Die Attraktivität des Zweitmarkts liegt oft in der Knappheit von Tickets für beliebte Veranstaltungen. Fans sind bereit, hohe Preise zu zahlen, um einen Platz bei ihren Lieblingsfestivals zu sichern. Doch hinter dieser Möglichkeit verbergen sich viele Fallen. Betrügerische Anbieter, die gefälschte Tickets verkaufen, sind weit verbreitet. Käufer sollten daher Vorsicht walten lassen und sicherstellen, dass sie nur bei vertrauenswürdigen Plattformen kaufen. Ein kurzer Blick auf die Bewertungen und die Umstände der Tickettransaktion kann entscheidend sein.

Ein weiteres Problem sind die überteuerten Preise, die auf dem Zweitmarkt häufig verlangt werden. Während der rechtzeitige Kauf eines Tickets meist zu einem akzeptablen Preis führt, können Preise auf Plattformen wie StubHub oder Viagogo exorbitant ansteigen, insbesondere in der Nähe des Veranstaltungstags. Diese Preissteigerungen können das Budget von Festivalbesuchern erheblich belasten und führen oft zu Frustration und Enttäuschung.

Um einen Überblick über die aktuelle Marktsituation zu erhalten, haben mehrere Studien gezeigt, dass der Zweitmarkt in den letzten Jahren stark gewachsen ist. Das steigende Interesse an Festivals hat zur Entwicklung zahlreicher Online-Plattformen geführt, die sich auf den Ticketverkauf spezialisiert haben. Während dies den Zugang zu Tickets erleichtert, ist die Kontrolle der Anbieter häufig eingeschränkt, was die Wahrscheinlichkeit von Betrügereien erhöht.

Ein weiterer Aspekt, der oft übersehen wird, ist die Frage der Stornierung und Erstattungen. Auf dem Zweitmarkt sind viele Anbieter nicht verpflichtet, im Falle von abgesagten oder verschobenen Veranstaltungen Rückerstattungen zu gewähren.

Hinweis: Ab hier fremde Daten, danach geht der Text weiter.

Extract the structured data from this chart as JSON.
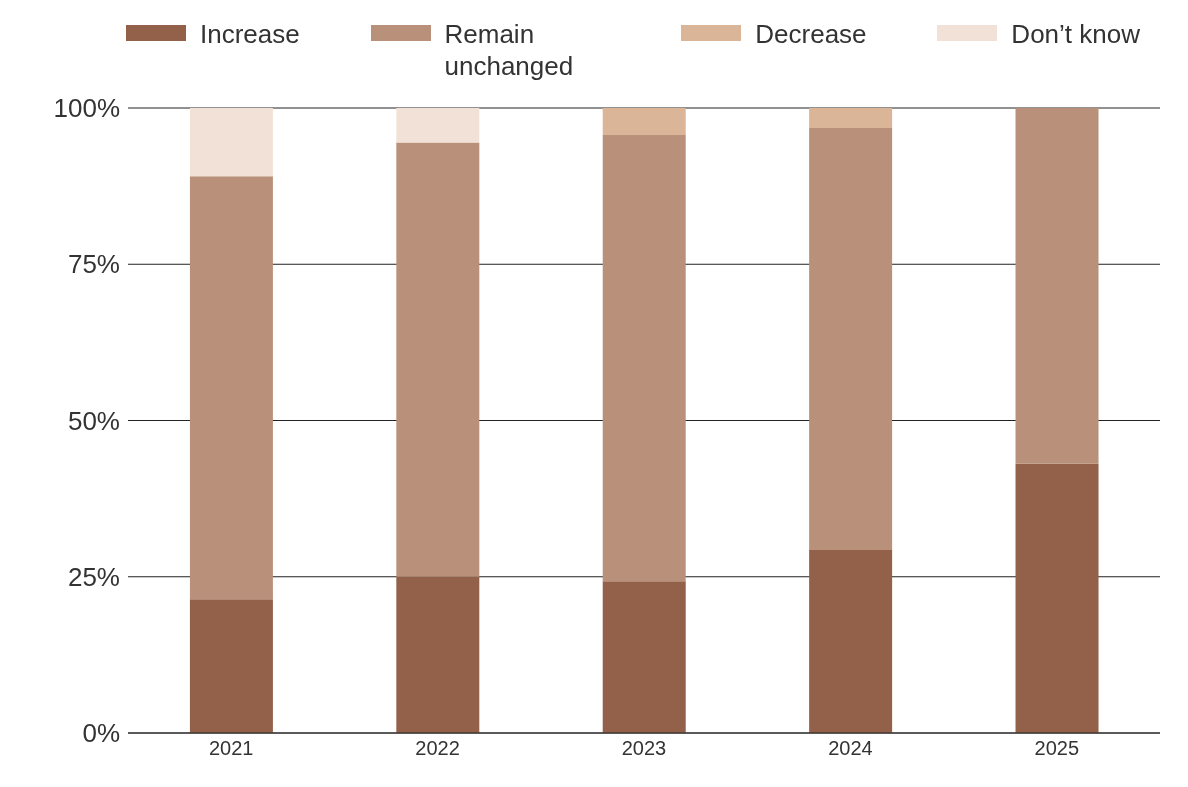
{
  "chart_data": {
    "type": "bar",
    "stacked": true,
    "categories": [
      "2021",
      "2022",
      "2023",
      "2024",
      "2025"
    ],
    "series": [
      {
        "name": "Increase",
        "color": "#936149",
        "values": [
          21.4,
          25.0,
          24.3,
          29.3,
          43.1
        ]
      },
      {
        "name": "Remain unchanged",
        "color": "#b9917a",
        "values": [
          67.7,
          69.5,
          71.4,
          67.5,
          56.9
        ]
      },
      {
        "name": "Decrease",
        "color": "#dbb597",
        "values": [
          null,
          null,
          4.3,
          3.2,
          null
        ]
      },
      {
        "name": "Don’t know",
        "color": "#f2e1d6",
        "values": [
          10.9,
          5.5,
          null,
          null,
          null
        ]
      }
    ],
    "ylim": [
      0,
      100
    ],
    "yticks": [
      {
        "value": 0,
        "label": "0%"
      },
      {
        "value": 25,
        "label": "25%"
      },
      {
        "value": 50,
        "label": "50%"
      },
      {
        "value": 75,
        "label": "75%"
      },
      {
        "value": 100,
        "label": "100%"
      }
    ],
    "grid": "y",
    "legend": "top"
  }
}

Dies kann für Käufer äußerst problematisch sein, insbesondere wenn sie für Tickets viel Geld ausgegeben haben. Es ist ratsam, sich im Voraus über die Rückgaberichtlinien der jeweiligen Plattform zu informieren, um spätere Enttäuschungen zu vermeiden.

Zudem gilt es, rechtliche Rahmenbedingungen zu beachten. In Deutschland gibt es spezifische Gesetze, die den Verkauf von Tickets regeln, jedoch werden diese im digitalen Raum oftmals umgangen. Käufer sollten sich darüber im Klaren sein, dass nicht alle Plattformen sich an diese Gesetze halten und ein gewisses Risiko nicht ausgeschlossen werden kann. Der Ticketvertrieb sollte idealerweise transparent und nachvollziehbar sein.

Für Festivalbesucher, die auf den Zweitmarkt angewiesen sind, könnte es hilfreich sein, sich über aktuelle Trends und oft genutzte Plattformen zu informieren. Foren und soziale Medien bieten oft nützliche Hinweise und Warnungen von anderen Käufern. Informierte Entscheidungen können dazu beitragen, die mit dem Ticketkauf verbundenen Risiken zu minimieren.

Schließlich bleibt festzuhalten, dass der Zweitmarkt für Festivaltickets eine bequeme, aber potenziell gefährliche Option darstellt. Entsprechende Vorsichtsmaßnahmen sind unerlässlich, um sicherzustellen, dass Festivalbesucher nicht Opfer von Betrug oder überhöhten Preisen werden. Die Bereitschaft, Zeit in die Recherche investiert zu werden, könnte sich als vorteilhaft erweisen und den Festivalsommer etwas unbeschwerter gestalten.